Marcus Garvey was born in 1887 on the north coast of British-controlled Jamaica. In 1914 Garvey formed the Universal Negro Improvement and Conservation Association and African Communities League (which was later shortened to the United Negro Improvement Association, UNIA). Garvey immigrated to the United States during World War I, and soon established an American branch of UNIA in New York City. Seeking to unite peoples of African descent throughout the world into one large racial movement, Garvey organized, encouraging pride among Africans everywhere along the way. Garvey's message of black pride and racial separatism was extremely attractive to blacks, gaining him the largest grass roots following of any movement of African Americans in United States history. From the late 1910s to the early 1920s, his movement raised millions of dollars from small donations provided by working-class blacks eager for social and economic change.

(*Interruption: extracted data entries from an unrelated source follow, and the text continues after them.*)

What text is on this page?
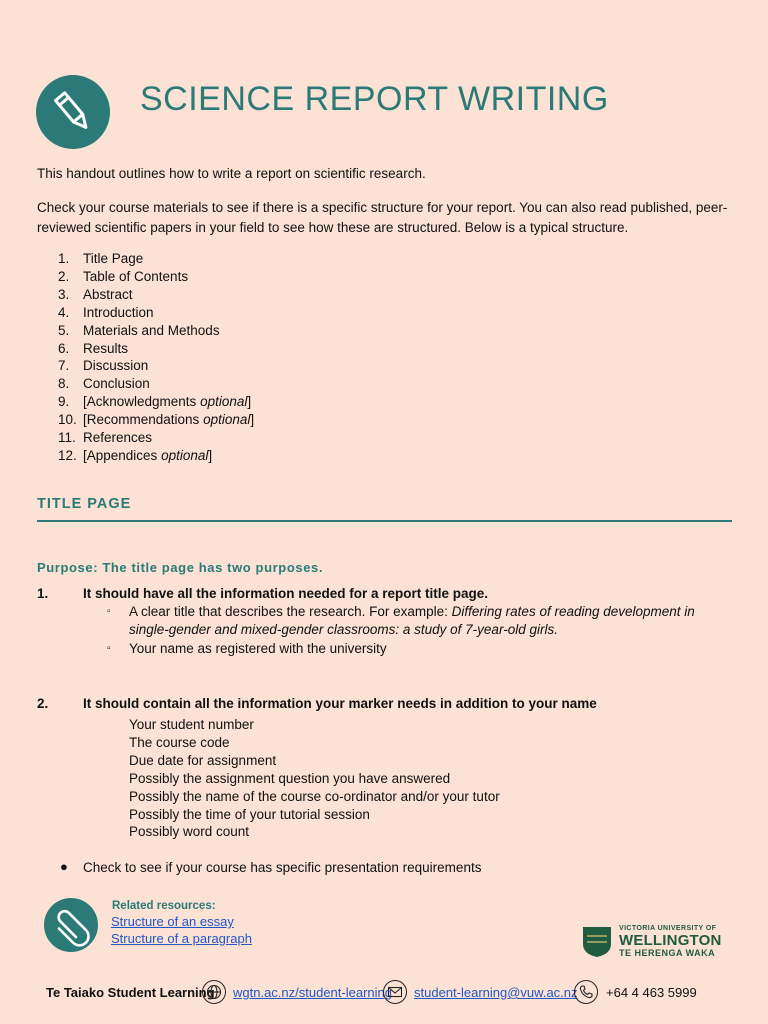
SCIENCE REPORT WRITING
This handout outlines how to write a report on scientific research.
Check your course materials to see if there is a specific structure for your report. You can also read published, peer-reviewed scientific papers in your field to see how these are structured. Below is a typical structure.
1. Title Page
2. Table of Contents
3. Abstract
4. Introduction
5. Materials and Methods
6. Results
7. Discussion
8. Conclusion
9. [Acknowledgments optional]
10. [Recommendations optional]
11. References
12. [Appendices optional]
TITLE PAGE
Purpose: The title page has two purposes.
1.	It should have all the information needed for a report title page.
▫ A clear title that describes the research. For example: Differing rates of reading development in
single-gender and mixed-gender classrooms: a study of 7-year-old girls.
▫ Your name as registered with the university
2.	It should contain all the information your marker needs in addition to your name
Your student number
The course code
Due date for assignment
Possibly the assignment question you have answered
Possibly the name of the course co-ordinator and/or your tutor
Possibly the time of your tutorial session
Possibly word count
● Check to see if your course has specific presentation requirements
Related resources:
Structure of an essay
Structure of a paragraph
VICTORIA UNIVERSITY OF
WELLINGTON
TE HERENGA WAKA
Te Taiako Student Learning wgtn.ac.nz/student-learning student-learning@vuw.ac.nz +64 4 463 5999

UNIA purchased ships to trade with African nations and to allow African-Americans to return to their homeland. "Back to Africa" emerged as a popular slogan of the organization. Unlike Du Bois, who argued for full political and social integration, Garvey thought that African-Americans should establish their own separate social and economic organizations outside of white America. Although Garvey approved somewhat of Washington's focus on economic advancement, the Jamaican immigrant favored complete independence from entanglements with white America. Washington, by contrast, used the popularity of his accommodationist and gradualist approach to inequality to acquire significant patronage and support from white American business leaders and politicians. Before leaving Jamaica, Garvey gave a speech in which he called upon his fellow "Afro-West Indians" to unite in order to make "history for the race":
For God's sake, you men and women who have been keeping yourselves away from the people of your own African race, cease the ignorance; unite your hands and hearts with the people of Africa, Sons and daughters of Africa, I say to you arise, take on the toga of race pride, and throw off the brand of ignominy which has kept you back for so many centuries. Dash asunder the petty prejudices within your own fold.